As noted in the history section above, there are some pretty good reasons why PostgreSQL support hasn’t been added to Open edX yet despite its advantages.

  • Development effort opportunity cost. Although we primarily use database-agnostic Django functionality, we have hard-coded references to MySQL in devstack, Tutor, some migration steps with custom SQL, etc. We don’t yet have a solid grasp of the total scope of effort, and any development effort put into it will come at the expense of other valuable initiatives.

  • More maintenance overhead. Supporting two databases takes more work than supporting one, and it’s unlikely that all current Open edX sites would promptly switch from MySQL to PostgreSQL once the support is added.

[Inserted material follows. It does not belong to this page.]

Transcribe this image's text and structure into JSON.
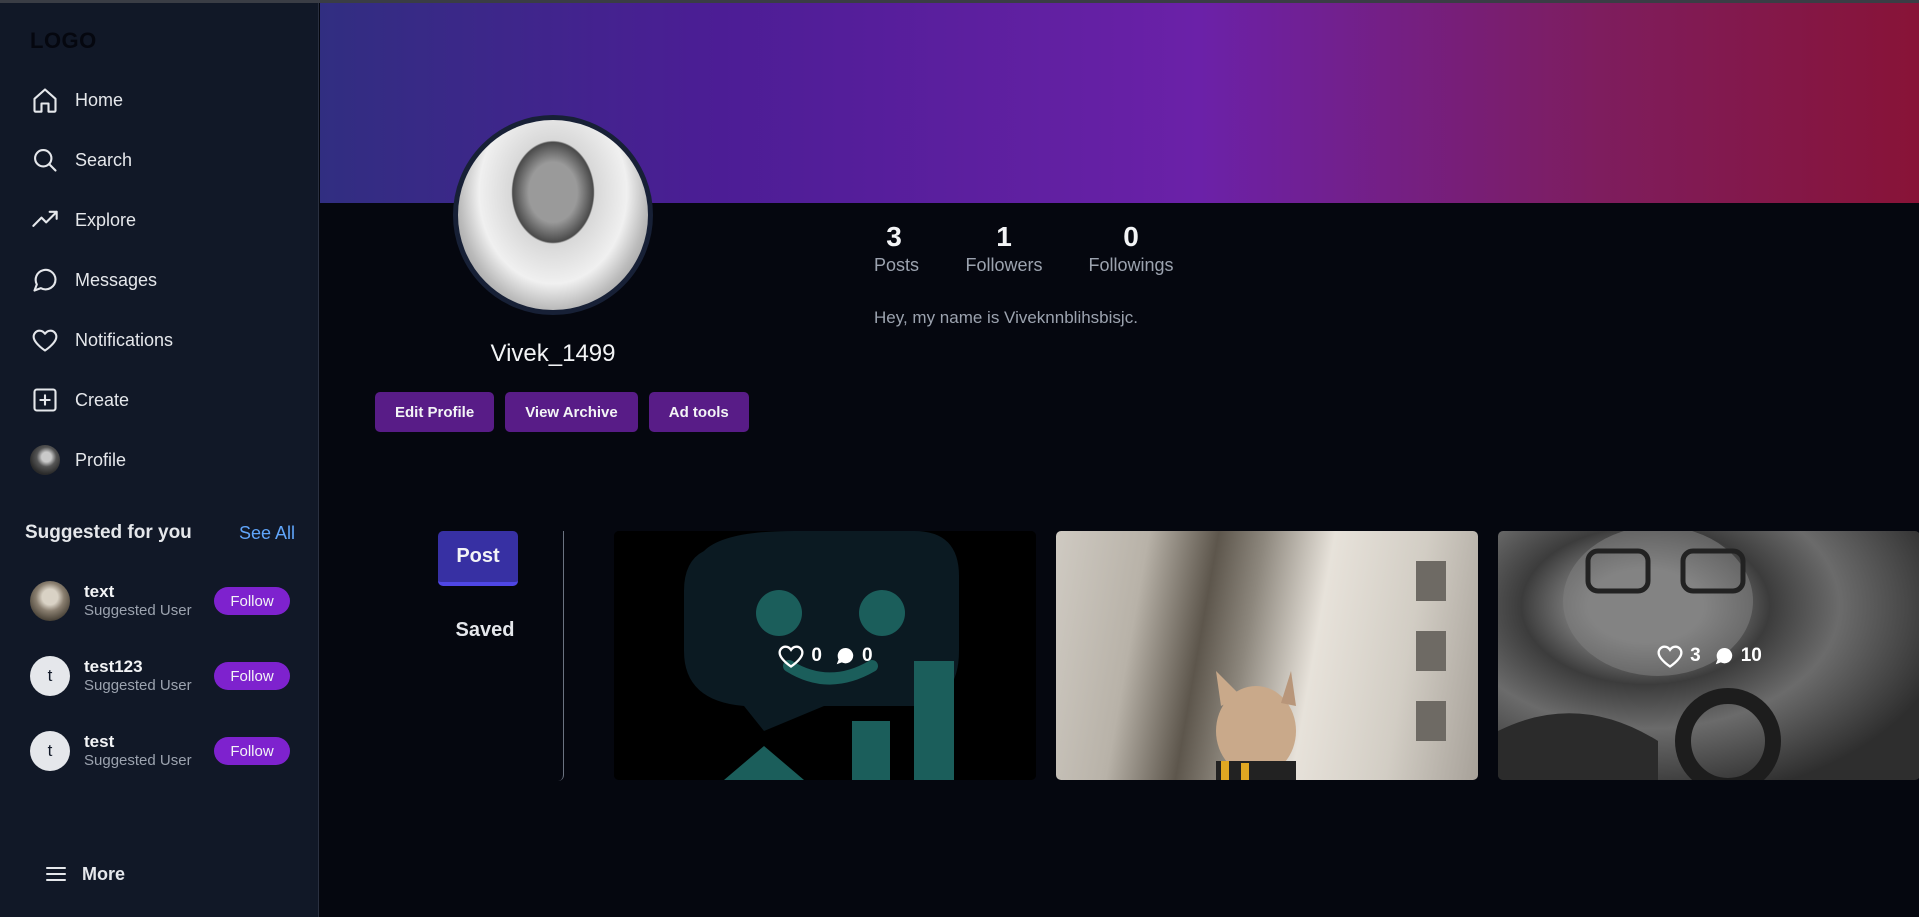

  • Operational unknowns. We collectively have a lot of experience with running MySQL at scale and have tweaked various indexes and queries to accommodate MySQL (and occasionally Aurora quirks). While it’s clear that Postgres can also scale, we may see performance regressions during the process of migrating any large site.

After adding PostgreSQL support, should we drop MySQL support?

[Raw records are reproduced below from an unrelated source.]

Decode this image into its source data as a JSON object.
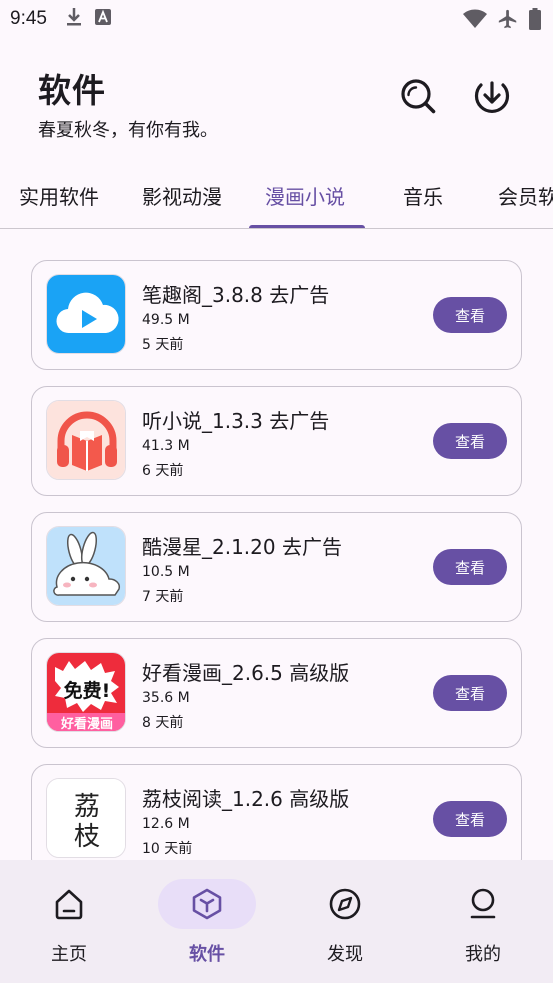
{
  "status_bar": {
    "time": "9:45",
    "icons": [
      "download-icon",
      "a-icon",
      "wifi-icon",
      "airplane-icon",
      "battery-icon"
    ]
  },
  "header": {
    "title": "软件",
    "subtitle": "春夏秋冬，有你有我。",
    "actions": [
      "search-icon",
      "download-icon"
    ]
  },
  "tabs": [
    {
      "label": "实用软件",
      "active": false
    },
    {
      "label": "影视动漫",
      "active": false
    },
    {
      "label": "漫画小说",
      "active": true
    },
    {
      "label": "音乐",
      "active": false
    },
    {
      "label": "会员软",
      "active": false
    }
  ],
  "apps": [
    {
      "title": "笔趣阁_3.8.8 去广告",
      "size": "49.5 M",
      "date": "5 天前",
      "button": "查看",
      "icon": "cloud-play-icon"
    },
    {
      "title": "听小说_1.3.3 去广告",
      "size": "41.3 M",
      "date": "6 天前",
      "button": "查看",
      "icon": "headphones-book-icon"
    },
    {
      "title": "酷漫星_2.1.20 去广告",
      "size": "10.5 M",
      "date": "7 天前",
      "button": "查看",
      "icon": "rabbit-icon"
    },
    {
      "title": "好看漫画_2.6.5 高级版",
      "size": "35.6 M",
      "date": "8 天前",
      "button": "查看",
      "icon": "free-manga-icon",
      "icon_text_main": "免费!",
      "icon_text_sub": "好看漫画"
    },
    {
      "title": "荔枝阅读_1.2.6 高级版",
      "size": "12.6 M",
      "date": "10 天前",
      "button": "查看",
      "icon": "lizhi-calligraphy-icon",
      "icon_text": "荔枝"
    }
  ],
  "bottom_nav": [
    {
      "label": "主页",
      "icon": "home-icon",
      "active": false
    },
    {
      "label": "软件",
      "icon": "cube-icon",
      "active": true
    },
    {
      "label": "发现",
      "icon": "compass-icon",
      "active": false
    },
    {
      "label": "我的",
      "icon": "person-icon",
      "active": false
    }
  ],
  "colors": {
    "accent": "#6750a4",
    "background": "#fdf8fd",
    "nav_background": "#f2ecf4",
    "nav_active_pill": "#e8def8"
  }
}
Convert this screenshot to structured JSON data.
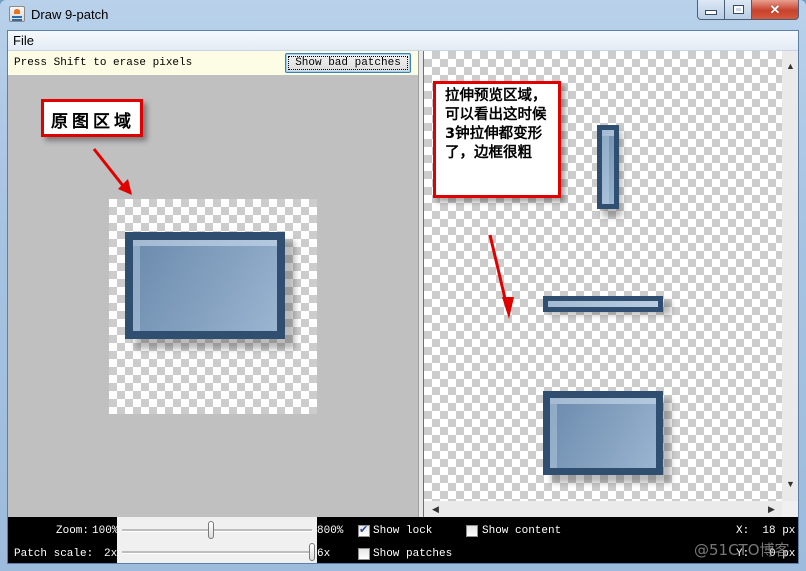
{
  "window": {
    "title": "Draw 9-patch",
    "controls": {
      "minimize": "minimize-icon",
      "maximize": "maximize-icon",
      "close": "close-icon"
    }
  },
  "menu": {
    "items": [
      "File"
    ]
  },
  "editor": {
    "hint": "Press Shift to erase pixels",
    "bad_patches_button": "Show bad patches"
  },
  "annotations": {
    "original_area": "原图区域",
    "preview_area": "拉伸预览区域，可以看出这时候3钟拉伸都变形了，边框很粗"
  },
  "controls": {
    "zoom_label": "Zoom:",
    "zoom_min": "100%",
    "zoom_max": "800%",
    "zoom_value_fraction": 0.47,
    "patch_scale_label": "Patch scale:",
    "patch_scale_min": "2x",
    "patch_scale_max": "6x",
    "patch_scale_value_fraction": 1.0,
    "show_lock": {
      "label": "Show lock",
      "checked": true
    },
    "show_patches": {
      "label": "Show patches",
      "checked": false
    },
    "show_content": {
      "label": "Show content",
      "checked": false
    },
    "x_readout": "X:  18 px",
    "y_readout": "Y:   0 px"
  },
  "colors": {
    "tile_border": "#2f4e70",
    "tile_fill": "#87a3c2",
    "annotation_red": "#e00000",
    "hint_bg": "#fdfde5"
  },
  "watermark": "@51CTO博客"
}
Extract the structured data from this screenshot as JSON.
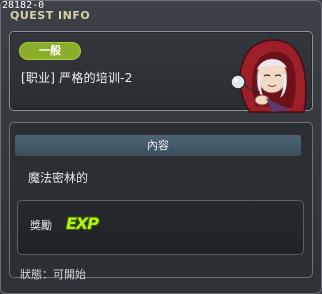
{
  "window": {
    "id_label": "28182-0",
    "title": "QUEST INFO"
  },
  "quest": {
    "category_badge": "一般",
    "name": "[职业] 严格的培训-2",
    "npc_icon": "red-hooded-npc-portrait"
  },
  "content": {
    "section_header": "內容",
    "description": "魔法密林的",
    "reward": {
      "label": "獎勵",
      "icon_name": "exp-icon",
      "icon_text": "EXP"
    },
    "status": "狀態：可開始"
  },
  "colors": {
    "badge": "#8aae2a",
    "title": "#d8d2a8",
    "section_header": "#4e6573",
    "exp": "#b6f21a"
  }
}
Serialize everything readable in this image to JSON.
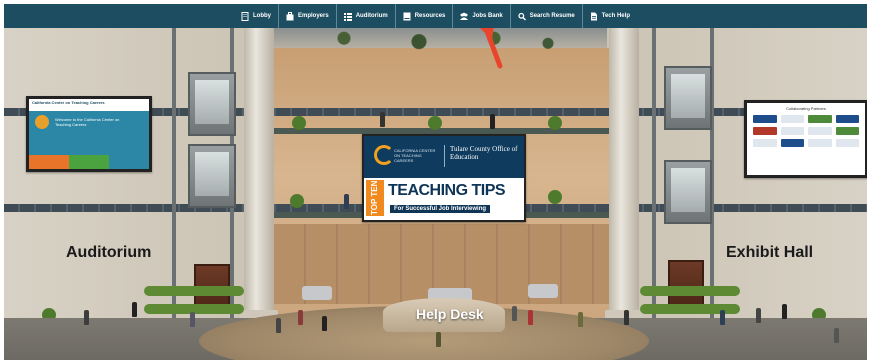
{
  "nav": {
    "items": [
      {
        "label": "Lobby",
        "icon": "building-icon"
      },
      {
        "label": "Employers",
        "icon": "briefcase-icon"
      },
      {
        "label": "Auditorium",
        "icon": "list-icon"
      },
      {
        "label": "Resources",
        "icon": "book-icon"
      },
      {
        "label": "Jobs Bank",
        "icon": "users-icon"
      },
      {
        "label": "Search Resume",
        "icon": "search-icon"
      },
      {
        "label": "Tech Help",
        "icon": "document-icon"
      }
    ],
    "background": "#1d4d61"
  },
  "scene": {
    "labels": {
      "auditorium": "Auditorium",
      "exhibit_hall": "Exhibit Hall",
      "help_desk": "Help Desk"
    },
    "center_screen": {
      "org_name": "CALIFORNIA CENTER ON TEACHING CAREERS",
      "partner_name": "Tulare County Office of Education",
      "badge": "TOP TEN",
      "headline": "TEACHING TIPS",
      "subheadline": "For Successful Job Interviewing"
    },
    "left_screen": {
      "header": "California Center on Teaching Careers",
      "text": "Welcome to the California Center on Teaching Careers"
    },
    "right_screen": {
      "title": "Collaborating Partners"
    },
    "annotation_arrow_color": "#e8452c"
  }
}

To allow for sane migration plans, we’d need at least some span of time when MySQL and PostgreSQL are both supported. But would we want to continue supporting both indefinitely, or drop MySQL support after allowing a reasonable amount of time for migration?

Reasons to drop MySQL support

  • Lower maintenance overhead. If we drop MySQL support, we get back to only needing to support a single database, reducing the long-term maintenance burden.

  • Freedom to use PostgreSQL-only features. Officially supporting MySQL would essentially prevent usage of many of the nicer PostgreSQL-only features in the core Open edX code. We’d only be able to use it in optional features/extensions, if at all.

  • No need to work around MySQL quirks. Several prominent open source projects have declined to support MySQL despite code contributions to add it, because their experience has been that resolving bugs involving its use takes valuable development effort away from other high priority tasks (and is simply unpleasant to deal with). Having experienced many of these problems ourselves (as described above), we might well make the same decision once PostgreSQL is a viable option.

Reasons to keep MySQL support

  • Community pressure. A significant percentage of the Open edX community may be reluctant to migrate from MySQL to PostgreSQL, especially if they already have significant in-house MySQL experience. We’d have to poll the community to gauge sentiment regarding this.

  • Fewer blockers to adoption. Organizations that have already invested heavily in MySQL might be more reluctant to adopt Open edX if it only works with PostgreSQL.